[Linux-cluster] Help with a two node cluster for a web server needed

Mon Jan 14 20:03:46 UTC 2008

So, what was happening was this:

1. unplug cable
2. cman transitions
3. fencing occurs
4. qdiskd detects negative transition

Here's what we want on the "dead" node:

1. unplug cable
2. qdiskd detects negative transition from heuristic

Here's your configuration:

    <quorumd interval="1" label="Qdisk1" tko="5" votes="1">
        <heuristic interval="1" program="ping 10.200.10.1 -c1 -t1"
score="1" tko="3"/>
    </quorumd>

First, let's ping the router with the cable unplugged to see how long it
takes for our heuristic to complete when things are "broken".  On my
machine:

[lhh at ayanami ~]$ time ping -c1 -t1 frederick
PING frederick (12.1.2.99) 56(84) bytes of data.
>From ayanami (12.1.2.37) icmp_seq=1 Destination Host Unreachable

--- frederick ping statistics ---
1 packets transmitted, 0 received, +1 errors, 100% packet loss, time 0ms

real    0m3.006s
^^^^^^^^^^^^^^^^
user    0m0.000s
sys     0m0.000s

Ok - so, 3 seconds for ping to "not find" a host if routing is wrong or
the host is down, sleep 1 second, repeat 3x (tko!) - if dead 3x (tko
count), qdisk removes the vote from CMAN.  That means if the host is
down, it will take qdisk about 3 * (3+1) = 12 seconds to kill its vote
with CMAN. [NOTE: keep in mind, it might not be 3 seconds for your
configuration...]

CMAN's default failover time is 5 seconds (this is really openais's
Totem protocol token timeout, if you want to be technical).

12 > 5, meaning qdiskd can't do much to help before CMAN takes action.
We need to flip these times so that CMAN times out *after* qdisk.  This
way, qdiskd can say "Ok!
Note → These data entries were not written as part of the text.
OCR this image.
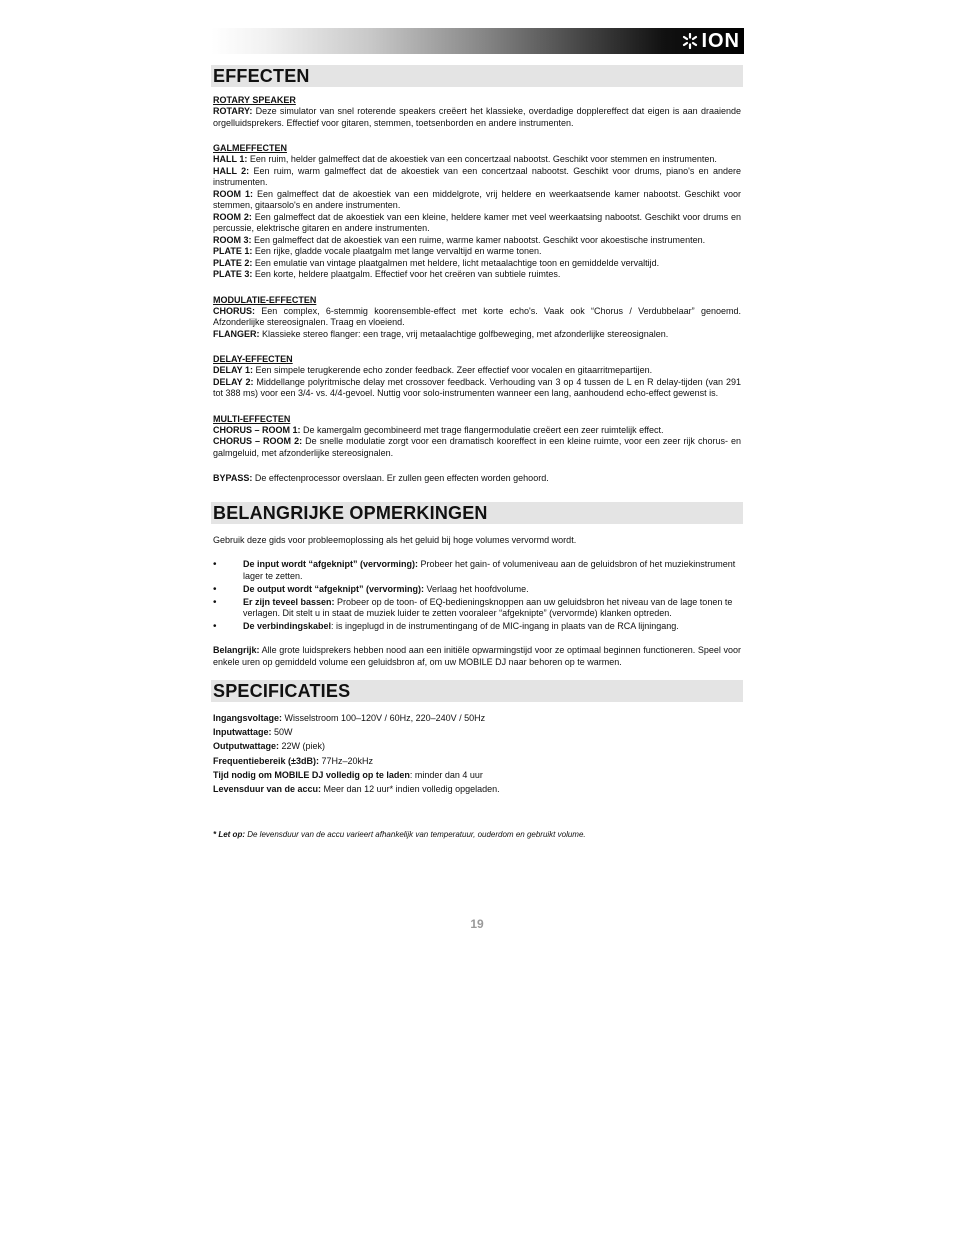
ION
EFFECTEN
ROTARY SPEAKER

ROTARY: Deze simulator van snel roterende speakers creëert het klassieke, overdadige dopplereffect dat eigen is aan draaiende orgelluidsprekers. Effectief voor gitaren, stemmen, toetsenborden en andere instrumenten.

GALMEFFECTEN

HALL 1: Een ruim, helder galmeffect dat de akoestiek van een concertzaal nabootst. Geschikt voor stemmen en instrumenten.

HALL 2: Een ruim, warm galmeffect dat de akoestiek van een concertzaal nabootst. Geschikt voor drums, piano's en andere instrumenten.

ROOM 1: Een galmeffect dat de akoestiek van een middelgrote, vrij heldere en weerkaatsende kamer nabootst. Geschikt voor stemmen, gitaarsolo's en andere instrumenten.

ROOM 2: Een galmeffect dat de akoestiek van een kleine, heldere kamer met veel weerkaatsing nabootst. Geschikt voor drums en percussie, elektrische gitaren en andere instrumenten.

ROOM 3: Een galmeffect dat de akoestiek van een ruime, warme kamer nabootst. Geschikt voor akoestische instrumenten.

PLATE 1: Een rijke, gladde vocale plaatgalm met lange vervaltijd en warme tonen.

PLATE 2: Een emulatie van vintage plaatgalmen met heldere, licht metaalachtige toon en gemiddelde vervaltijd.

PLATE 3: Een korte, heldere plaatgalm. Effectief voor het creëren van subtiele ruimtes.

MODULATIE-EFFECTEN

CHORUS: Een complex, 6-stemmig koorensemble-effect met korte echo's. Vaak ook “Chorus / Verdubbelaar” genoemd. Afzonderlijke stereosignalen. Traag en vloeiend.

FLANGER: Klassieke stereo flanger: een trage, vrij metaalachtige golfbeweging, met afzonderlijke stereosignalen.

DELAY-EFFECTEN

DELAY 1: Een simpele terugkerende echo zonder feedback. Zeer effectief voor vocalen en gitaarritmepartijen.

DELAY 2: Middellange polyritmische delay met crossover feedback. Verhouding van 3 op 4 tussen de L en R delay-tijden (van 291 tot 388 ms) voor een 3/4- vs. 4/4-gevoel. Nuttig voor solo-instrumenten wanneer een lang, aanhoudend echo-effect gewenst is.

MULTI-EFFECTEN

CHORUS – ROOM 1: De kamergalm gecombineerd met trage flangermodulatie creëert een zeer ruimtelijk effect.

CHORUS – ROOM 2: De snelle modulatie zorgt voor een dramatisch kooreffect in een kleine ruimte, voor een zeer rijk chorus- en galmgeluid, met afzonderlijke stereosignalen.

BYPASS: De effectenprocessor overslaan. Er zullen geen effecten worden gehoord.

BELANGRIJKE OPMERKINGEN

Gebruik deze gids voor probleemoplossing als het geluid bij hoge volumes vervormd wordt.

•	De input wordt “afgeknipt” (vervorming): Probeer het gain- of volumeniveau aan de geluidsbron of het muziekinstrument lager te zetten.
•	De output wordt “afgeknipt” (vervorming): Verlaag het hoofdvolume.
•	Er zijn teveel bassen: Probeer op de toon- of EQ-bedieningsknoppen aan uw geluidsbron het niveau van de lage tonen te verlagen. Dit stelt u in staat de muziek luider te zetten vooraleer “afgeknipte” (vervormde) klanken optreden.
•	De verbindingskabel: is ingeplugd in de instrumentingang of de MIC-ingang in plaats van de RCA lijningang.

Belangrijk: Alle grote luidsprekers hebben nood aan een initiële opwarmingstijd voor ze optimaal beginnen functioneren. Speel voor enkele uren op gemiddeld volume een geluidsbron af, om uw MOBILE DJ naar behoren op te warmen.

SPECIFICATIES
Ingangsvoltage: Wisselstroom 100–120V / 60Hz, 220–240V / 50Hz
Inputwattage: 50W
Outputwattage: 22W (piek)
Frequentiebereik (±3dB): 77Hz–20kHz
Tijd nodig om MOBILE DJ volledig op te laden: minder dan 4 uur
Levensduur van de accu: Meer dan 12 uur* indien volledig opgeladen.
* Let op: De levensduur van de accu varieert afhankelijk van temperatuur, ouderdom en gebruikt volume.
19
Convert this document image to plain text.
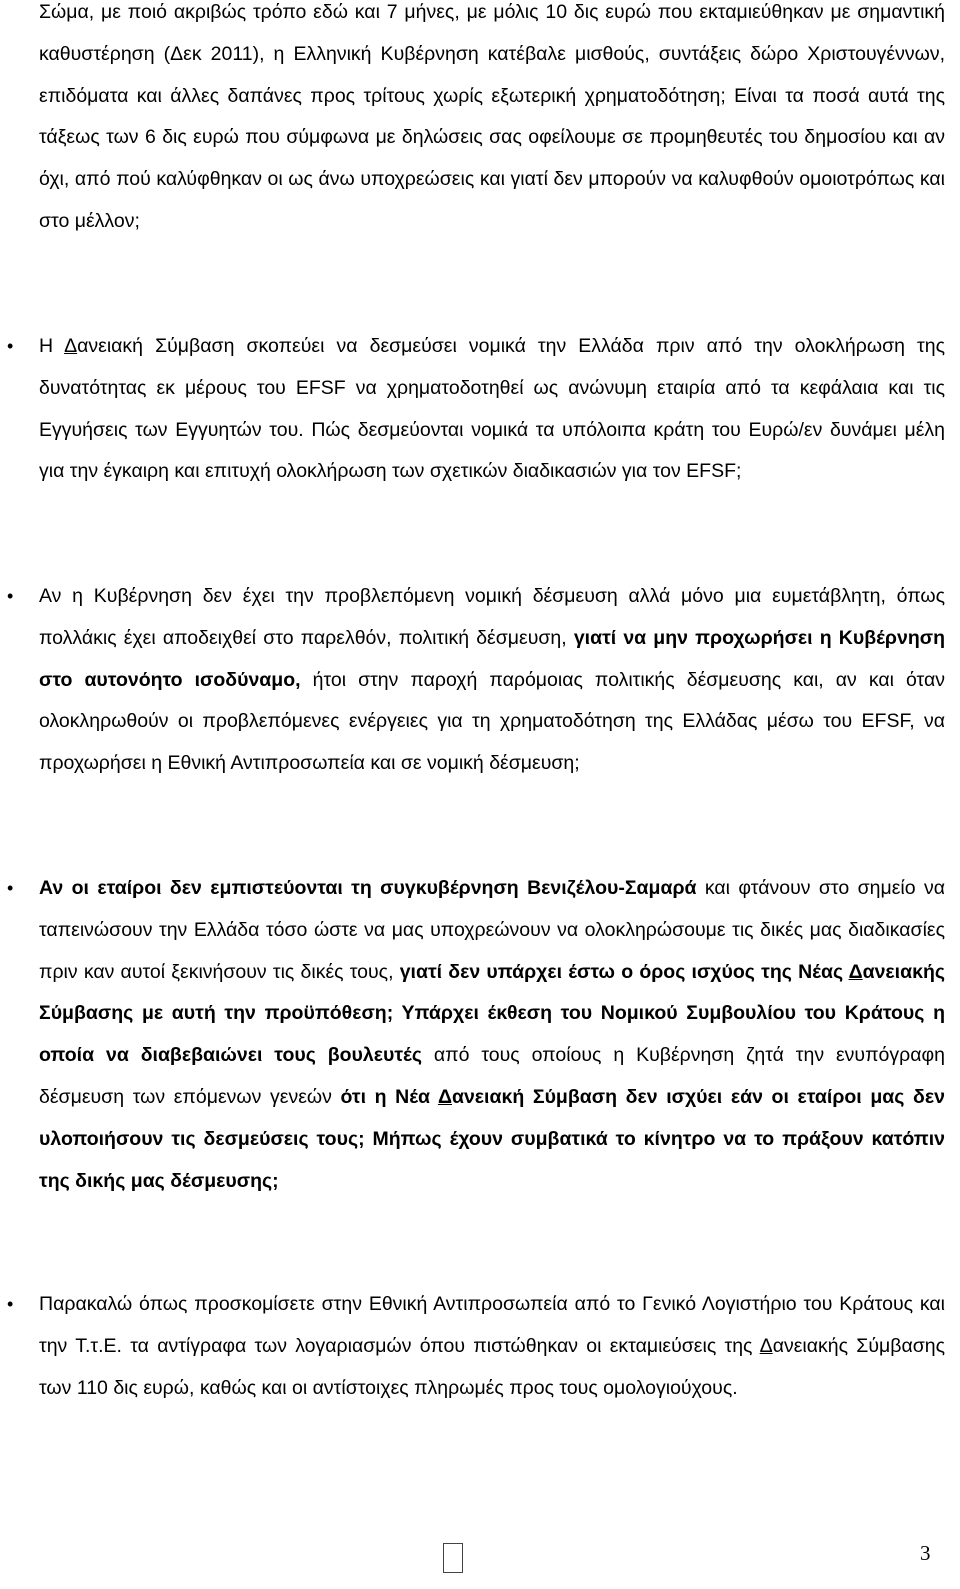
Σώμα, με ποιό ακριβώς τρόπο εδώ και 7 μήνες, με μόλις 10 δις ευρώ που εκταμιεύθηκαν με σημαντική καθυστέρηση (Δεκ 2011), η Ελληνική Κυβέρνηση κατέβαλε μισθούς, συντάξεις δώρο Χριστουγέννων, επιδόματα και άλλες δαπάνες προς τρίτους χωρίς εξωτερική χρηματοδότηση; Είναι τα ποσά αυτά της τάξεως των 6 δις ευρώ που σύμφωνα με δηλώσεις σας οφείλουμε σε προμηθευτές του δημοσίου και αν όχι, από πού καλύφθηκαν οι ως άνω υποχρεώσεις και γιατί δεν μπορούν να καλυφθούν ομοιοτρόπως και στο μέλλον;

•	Η Δανειακή Σύμβαση σκοπεύει να δεσμεύσει νομικά την Ελλάδα πριν από την ολοκλήρωση της δυνατότητας εκ μέρους του EFSF να χρηματοδοτηθεί ως ανώνυμη εταιρία από τα κεφάλαια και τις Εγγυήσεις των Εγγυητών του. Πώς δεσμεύονται νομικά τα υπόλοιπα κράτη του Ευρώ/εν δυνάμει μέλη για την έγκαιρη και επιτυχή ολοκλήρωση των σχετικών διαδικασιών για τον EFSF;

•	Αν η Κυβέρνηση δεν έχει την προβλεπόμενη νομική δέσμευση αλλά μόνο μια ευμετάβλητη, όπως πολλάκις έχει αποδειχθεί στο παρελθόν, πολιτική δέσμευση, γιατί να μην προχωρήσει η Κυβέρνηση στο αυτονόητο ισοδύναμο, ήτοι στην παροχή παρόμοιας πολιτικής δέσμευσης και, αν και όταν ολοκληρωθούν οι προβλεπόμενες ενέργειες για τη χρηματοδότηση της Ελλάδας μέσω του EFSF, να προχωρήσει η Εθνική Αντιπροσωπεία και σε νομική δέσμευση;

•	Αν οι εταίροι δεν εμπιστεύονται τη συγκυβέρνηση Βενιζέλου-Σαμαρά και φτάνουν στο σημείο να ταπεινώσουν την Ελλάδα τόσο ώστε να μας υποχρεώνουν να ολοκληρώσουμε τις δικές μας διαδικασίες πριν καν αυτοί ξεκινήσουν τις δικές τους, γιατί δεν υπάρχει έστω ο όρος ισχύος της Νέας Δανειακής Σύμβασης με αυτή την προϋπόθεση; Υπάρχει έκθεση του Νομικού Συμβουλίου του Κράτους η οποία να διαβεβαιώνει τους βουλευτές από τους οποίους η Κυβέρνηση ζητά την ενυπόγραφη δέσμευση των επόμενων γενεών ότι η Νέα Δανειακή Σύμβαση δεν ισχύει εάν οι εταίροι μας δεν υλοποιήσουν τις δεσμεύσεις τους; Μήπως έχουν συμβατικά το κίνητρο να το πράξουν κατόπιν της δικής μας δέσμευσης;

•	Παρακαλώ όπως προσκομίσετε στην Εθνική Αντιπροσωπεία από το Γενικό Λογιστήριο του Κράτους και την Τ.τ.Ε. τα αντίγραφα των λογαριασμών όπου πιστώθηκαν οι εκταμιεύσεις της Δανειακής Σύμβασης των 110 δις ευρώ, καθώς και οι αντίστοιχες πληρωμές προς τους ομολογιούχους.

3
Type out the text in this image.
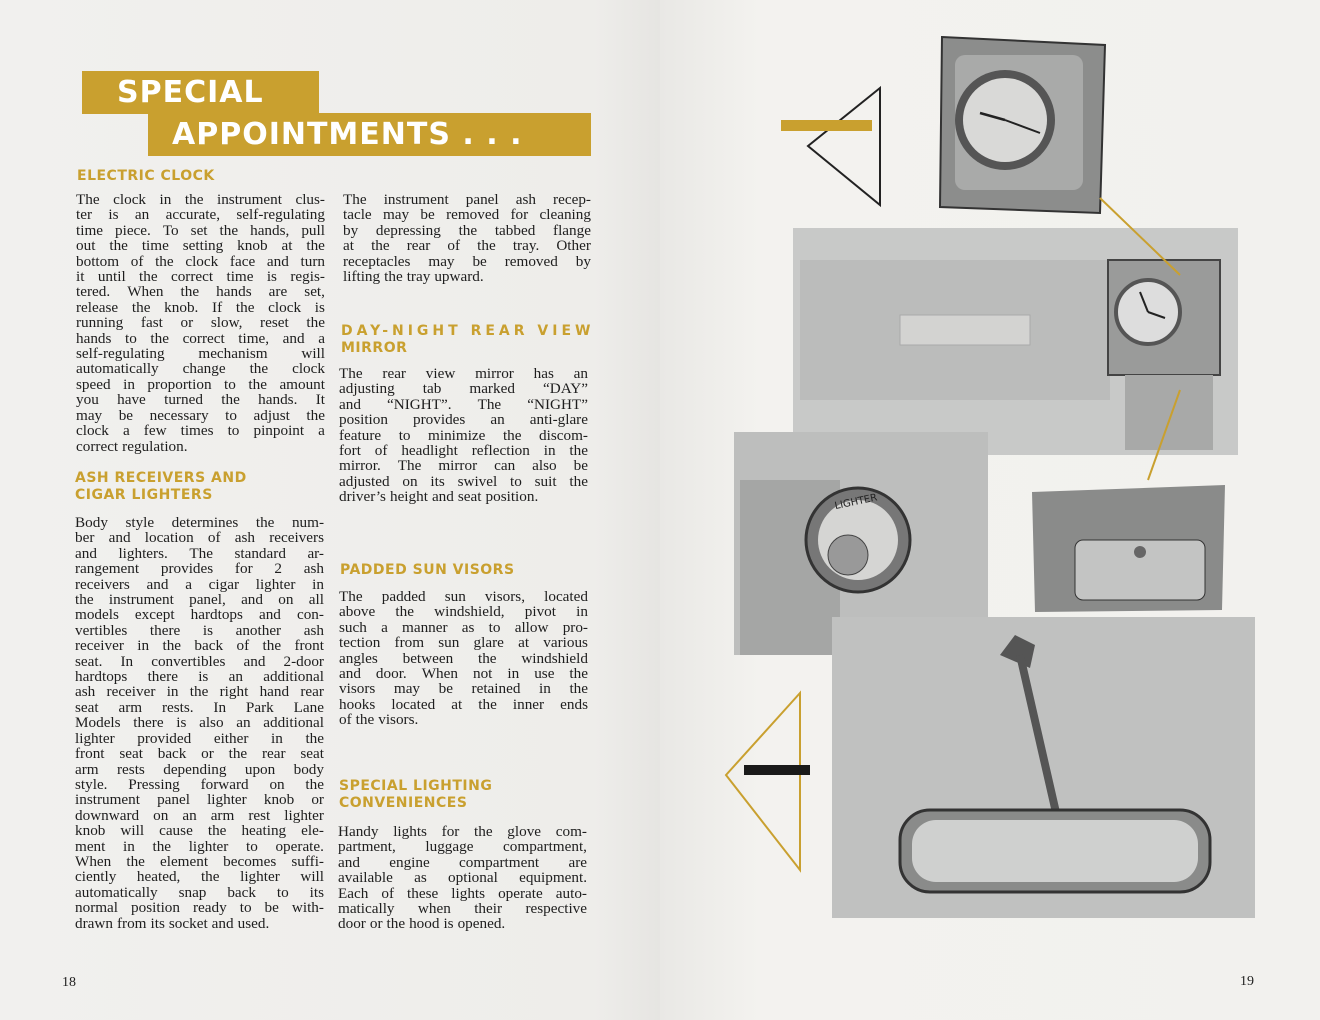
SPECIAL
APPOINTMENTS . . .
ELECTRIC CLOCK
The clock in the instrument clus-
ter is an accurate, self-regulating
time piece. To set the hands, pull
out the time setting knob at the
bottom of the clock face and turn
it until the correct time is regis-
tered. When the hands are set,
release the knob. If the clock is
running fast or slow, reset the
hands to the correct time, and a
self-regulating mechanism will
automatically change the clock
speed in proportion to the amount
you have turned the hands. It
may be necessary to adjust the
clock a few times to pinpoint a
correct regulation.
ASH RECEIVERS AND
CIGAR LIGHTERS
Body style determines the num-
ber and location of ash receivers
and lighters. The standard ar-
rangement provides for 2 ash
receivers and a cigar lighter in
the instrument panel, and on all
models except hardtops and con-
vertibles there is another ash
receiver in the back of the front
seat. In convertibles and 2-door
hardtops there is an additional
ash receiver in the right hand rear
seat arm rests. In Park Lane
Models there is also an additional
lighter provided either in the
front seat back or the rear seat
arm rests depending upon body
style. Pressing forward on the
instrument panel lighter knob or
downward on an arm rest lighter
knob will cause the heating ele-
ment in the lighter to operate.
When the element becomes suffi-
ciently heated, the lighter will
automatically snap back to its
normal position ready to be with-
drawn from its socket and used.
The instrument panel ash recep-
tacle may be removed for cleaning
by depressing the tabbed flange
at the rear of the tray. Other
receptacles may be removed by
lifting the tray upward.
DAY-NIGHT REAR VIEW
MIRROR
The rear view mirror has an
adjusting tab marked “DAY”
and “NIGHT”. The “NIGHT”
position provides an anti-glare
feature to minimize the discom-
fort of headlight reflection in the
mirror. The mirror can also be
adjusted on its swivel to suit the
driver’s height and seat position.
PADDED SUN VISORS
The padded sun visors, located
above the windshield, pivot in
such a manner as to allow pro-
tection from sun glare at various
angles between the windshield
and door. When not in use the
visors may be retained in the
hooks located at the inner ends
of the visors.
SPECIAL LIGHTING
CONVENIENCES
Handy lights for the glove com-
partment, luggage compartment,
and engine compartment are
available as optional equipment.
Each of these lights operate auto-
matically when their respective
door or the hood is opened.
18	19
LIGHTER
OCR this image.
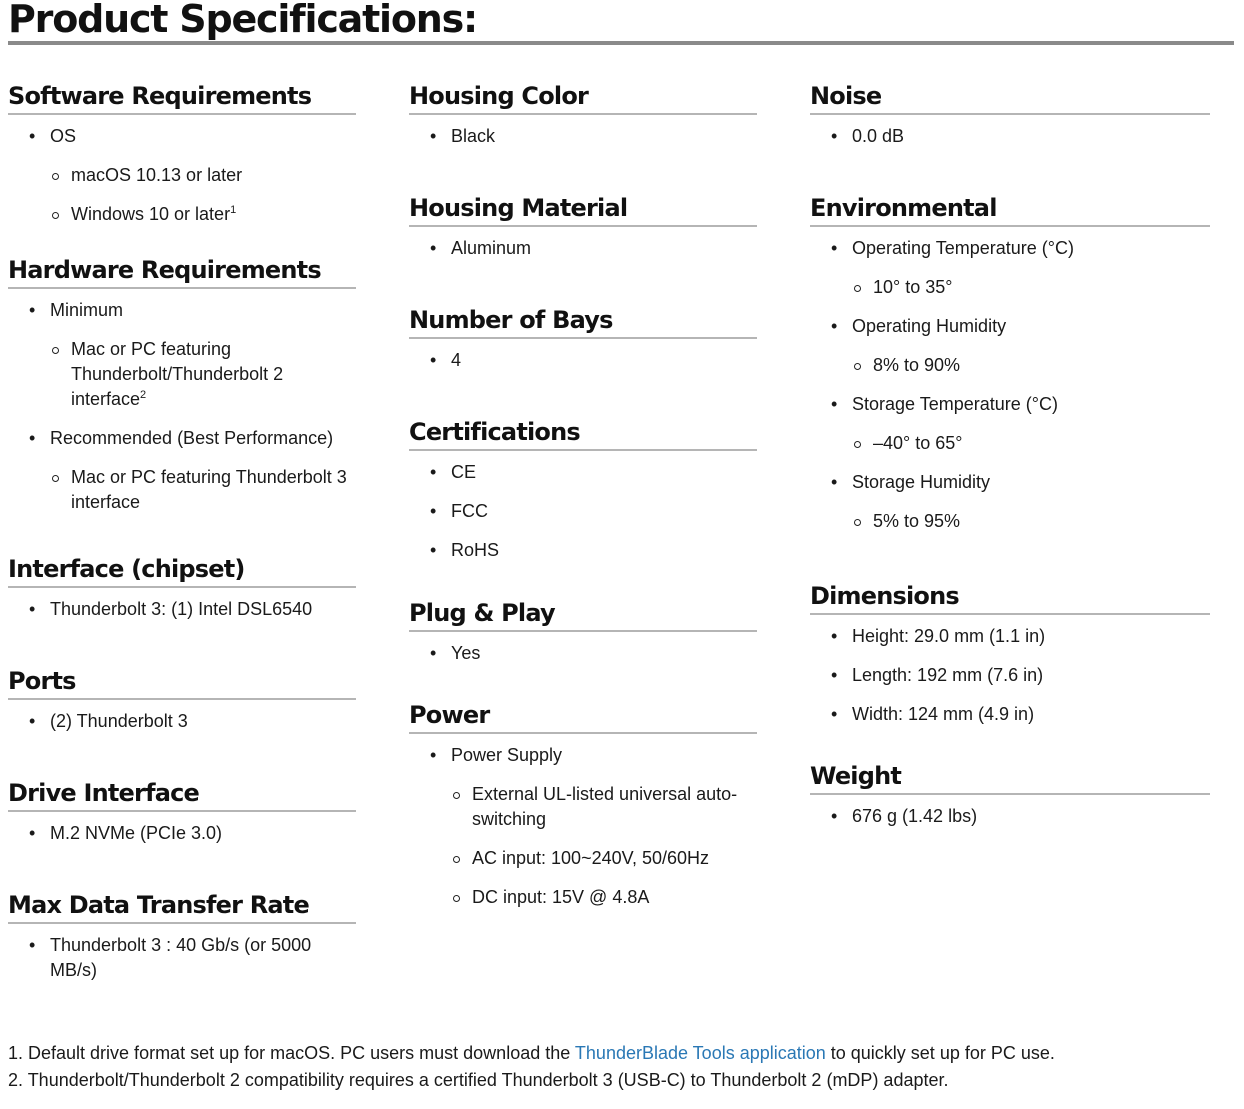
Product Specifications:
Software Requirements
• OS
macOS 10.13 or later
Windows 10 or later$^1$
Hardware Requirements
• Minimum
Mac or PC featuring Thunderbolt/Thunderbolt 2 interface$^2$
• Recommended (Best Performance)
Mac or PC featuring Thunderbolt 3 interface
Interface (chipset)
• Thunderbolt 3: (1) Intel DSL6540
Ports
• (2) Thunderbolt 3
Drive Interface
• M.2 NVMe (PCIe 3.0)
Max Data Transfer Rate
• Thunderbolt 3 : 40 Gb/s (or 5000 MB/s)
Housing Color
• Black
Housing Material
• Aluminum
Number of Bays
• 4
Certifications
• CE
• FCC
• RoHS
Plug & Play
• Yes
Power
• Power Supply
External UL-listed universal auto-switching
AC input: 100~240V, 50/60Hz
DC input: 15V @ 4.8A
Noise
• 0.0 dB
Environmental
• Operating Temperature (°C)
10° to 35°
• Operating Humidity
8% to 90%
• Storage Temperature (°C)
–40° to 65°
• Storage Humidity
5% to 95%
Dimensions
• Height: 29.0 mm (1.1 in)
• Length: 192 mm (7.6 in)
• Width: 124 mm (4.9 in)
Weight
• 676 g (1.42 lbs)

1. Default drive format set up for macOS. PC users must download the ThunderBlade Tools application to quickly set up for PC use.

2. Thunderbolt/Thunderbolt 2 compatibility requires a certified Thunderbolt 3 (USB-C) to Thunderbolt 2 (mDP) adapter.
I'm dead!" - and either take action (reboot by
default) or remove its vote from CMAN.

So, the practical rules for timings are basically like this:

* Heuristics should transition before QDisk.  x < y.

* Qdisk should transition before CMAN - in a little less than 1/2 the
time, actually.  y * 2 < z

Option 1:

Make 1 tko sufficient by making the heuristic do more work.  In my quick
testing, the same 3 seconds for 1 packet was used for 3 packets.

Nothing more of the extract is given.